Over the past 15 years, more than 330,000 U.S. soldiers have suffered a traumatic brain injury (TBI). It is one of the leading causes of death and disability connected to the country’s recent conflicts in Afghanistan and Iraq. Many of these patients were evacuated by air from these countries to Europe and the U.S. for further treatment. In general, these patients were flown quickly to hospitals outside the battle zone, where more extensive treatment was available.
But now a new study by researchers at the University of Maryland School of Medicine has found evidence that such air evacuations may pose a significant added risk, potentially causing more damage to already injured brains. The study is the first to suggest that air evacuation may be hazardous for TBI patients. The study was published today in the Journal of Neurotrauma.
Alan Faden, MD
“This research shows that exposure to reduced barometric pressure, as occurs on military planes used for evacuation, substantially worsens neurological function and increases brain cell loss after experimental TBI – even when oxygen levels are kept in the normal range. It suggests that we need to carefully re-evaluate the cost-benefit of air transport in the first days after injury,” said lead researcher Alan Faden, MD, the David S. Brown Professor in Trauma in the Departments of Anesthesiology, Anatomy & Neurobiology, Neurology, and Neurosurgery, and director, Shock, Trauma and Anesthesiology Research Center (STAR) as well as the National Study Center for Trauma and Emergency Medical Services.

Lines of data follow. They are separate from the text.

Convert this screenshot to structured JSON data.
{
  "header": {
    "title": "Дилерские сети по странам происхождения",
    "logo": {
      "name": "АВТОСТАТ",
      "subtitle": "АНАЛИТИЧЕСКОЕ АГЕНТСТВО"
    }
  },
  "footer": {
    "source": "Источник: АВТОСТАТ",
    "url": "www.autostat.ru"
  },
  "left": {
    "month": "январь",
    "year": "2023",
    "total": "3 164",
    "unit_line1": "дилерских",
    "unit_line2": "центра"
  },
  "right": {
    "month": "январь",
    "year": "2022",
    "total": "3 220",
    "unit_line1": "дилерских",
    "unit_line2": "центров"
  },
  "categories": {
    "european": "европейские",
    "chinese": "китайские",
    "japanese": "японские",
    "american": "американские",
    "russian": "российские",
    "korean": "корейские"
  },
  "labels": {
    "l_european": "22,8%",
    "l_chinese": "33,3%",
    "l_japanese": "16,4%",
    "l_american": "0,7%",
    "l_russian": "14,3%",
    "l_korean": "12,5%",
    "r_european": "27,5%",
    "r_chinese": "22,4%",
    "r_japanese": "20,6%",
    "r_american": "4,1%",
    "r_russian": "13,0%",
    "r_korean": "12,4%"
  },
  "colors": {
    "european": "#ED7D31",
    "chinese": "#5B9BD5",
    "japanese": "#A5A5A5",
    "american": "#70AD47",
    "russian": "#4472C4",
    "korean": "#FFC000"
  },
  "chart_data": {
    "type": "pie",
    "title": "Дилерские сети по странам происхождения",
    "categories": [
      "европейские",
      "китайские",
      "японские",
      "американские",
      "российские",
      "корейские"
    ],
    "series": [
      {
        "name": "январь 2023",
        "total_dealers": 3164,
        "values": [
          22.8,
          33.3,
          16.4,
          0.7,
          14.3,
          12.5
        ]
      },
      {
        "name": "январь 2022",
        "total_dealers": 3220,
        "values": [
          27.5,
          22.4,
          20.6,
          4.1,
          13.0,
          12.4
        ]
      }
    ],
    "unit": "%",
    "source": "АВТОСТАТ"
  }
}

Faden and his colleagues tested rats that were subjected to TBI, using a model that simulates key aspects of human brain injury. Animals were exposed to six hours of lowered air pressure, known as hypobaria, at levels that simulated conditions during transport; control animals were exposed to normal pressure. All the animals received extra oxygen to restore normal oxygen concentrations in the blood. In another study, animals received oxygen, either as in the first study or at much higher 100 percent concentration, which is often used during military air evacuations. On its own, low air pressure worsened long-term cognitive function and increased chronic brain inflammation and brain tissue loss. Pure oxygen further worsened outcomes.
Faden and his colleagues believe the findings raise concerns about the increased use of relatively early air evacuation, and suggest that this potential risk should be weighed against the benefits of improved care after evacuation. It may be necessary, he says, to change the current policy for TBI patients and delay air evacuation in many cases. About a quarter of all injured soldiers evacuated from Afghanistan and Iraq have suffered head injuries.
In an accompanying editorial, Patrick Kochanek, MD, a leading expert on TBI and trauma care at the University of Pittsburgh, called the findings “highly novel and eye-opening,” and said that they could have “impactful clinical relevance for the field of traumatic brain injury in both military and civilian applications.”
Faden and colleagues believe that one of the mechanisms by which hypobaria worsens TBI is by increasing persistent brain inflammation after injury. They are currently examining how this process occurs and have tested treatments that can reduce the risks of air evacuation. Early results are promising. Scientists suspect that breathing pure oxygen could worsen TBI by increasing production of dangerous free radicals in the brain. After brain injury, these free radicals flood the site of injury, and pure oxygen may further boost these levels. Several recent studies from trauma centers, including from the R Adams Cowley Shock Trauma Center at the University of Maryland Medical Center, have found evidence that using 100 percent oxygen in trauma patients may be counterproductive.
The research was funded by the U.S. Air Force.